I was asked to do another Ultrasound since no tumours were detected. That day I remember crying so much. That was the first time I cried a lot and couldn’t stop because I realised that the chemotherapy had worked. That was my very first happy moment.
The second happy moment was when the doctors double-checked with an MRI and told me that there was no tumour detected. I proceeded to go through lumpectomy and biopsy, and all the results said “benign.”
Every time I completed treatment was a happy moment. Each time I finished a cycle of chemotherapy, when the surgery where they reconstructed one half of my right breast was complete, every round of infusion were all happy moments for me.

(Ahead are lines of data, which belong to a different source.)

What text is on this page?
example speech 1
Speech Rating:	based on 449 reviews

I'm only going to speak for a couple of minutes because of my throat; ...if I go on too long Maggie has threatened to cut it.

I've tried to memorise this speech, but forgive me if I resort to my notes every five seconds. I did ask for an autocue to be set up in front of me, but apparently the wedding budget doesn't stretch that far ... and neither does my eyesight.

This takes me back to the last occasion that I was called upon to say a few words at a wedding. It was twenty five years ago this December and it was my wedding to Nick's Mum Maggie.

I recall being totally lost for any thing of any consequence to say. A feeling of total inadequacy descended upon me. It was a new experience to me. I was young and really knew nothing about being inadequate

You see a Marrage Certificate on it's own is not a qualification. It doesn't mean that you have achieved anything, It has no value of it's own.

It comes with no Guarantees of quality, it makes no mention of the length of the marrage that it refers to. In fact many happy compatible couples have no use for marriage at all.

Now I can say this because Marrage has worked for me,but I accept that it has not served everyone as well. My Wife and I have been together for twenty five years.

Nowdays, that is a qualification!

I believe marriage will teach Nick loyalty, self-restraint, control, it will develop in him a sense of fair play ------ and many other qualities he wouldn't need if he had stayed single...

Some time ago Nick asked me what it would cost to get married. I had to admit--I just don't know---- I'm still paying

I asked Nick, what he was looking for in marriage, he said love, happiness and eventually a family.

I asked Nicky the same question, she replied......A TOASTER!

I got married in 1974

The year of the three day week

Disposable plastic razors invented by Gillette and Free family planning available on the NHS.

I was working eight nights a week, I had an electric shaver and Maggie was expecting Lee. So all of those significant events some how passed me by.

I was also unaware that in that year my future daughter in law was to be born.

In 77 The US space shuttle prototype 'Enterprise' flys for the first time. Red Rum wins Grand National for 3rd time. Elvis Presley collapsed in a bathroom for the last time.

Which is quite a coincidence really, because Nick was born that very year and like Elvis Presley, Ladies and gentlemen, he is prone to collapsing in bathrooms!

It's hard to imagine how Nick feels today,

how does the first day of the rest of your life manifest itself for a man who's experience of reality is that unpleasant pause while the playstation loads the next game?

Many survivors are advised to make considerable changes in their food practices, but for most of my life, I’ve had a lean and clean diet, so I didn’t have to change my food habits. The only change I made is that I cut down on dairy products. I had a lot of exercise in my daily routine. I started to go paddling six times a week, after I completed my treatment.
I think it is imperative to lower your stress levels. As a cancer survivor, it is essential to live a life with as little stress as possible. I believe that if one has the right attitude and is always upbeat, it will help them in preventing cancer from happening again.
Even today, while going through the day, I might suddenly feel tired, and I listen to my body and let it dictate what it needs. I believe that this is something that everyone who has been through cancer should follow.
Lessons that cancer taught me
All the experiences that I went through changed me. This journey did teach me to smile and laugh a little more than I did before. Most importantly, I’ve learnt to accept things as they come and not give anything more importance than I should. We don’t know what tomorrow holds, so we should not let them bother how we live today.
My advice to cancer patients and caregivers
As far as cancer is concerned, it is essential to have a support group, be it one person or a group of people. And if people in your life don’t want to go through this with you, rethink your relationship with them. Be empathetic to others who are going through the same thing and lend a helping hand to them if possible.
The need for awareness related to cancer
Stigmas need to disappear. We are all unique in our ways, regardless of whether we go through cancer or not, and the best way to educate others is by starting a conversation. When we are capable enough to go back into the world and lead an everyday life, we must talk about our journeys because it will help at least one person and ensure they understand that a disease does not define us.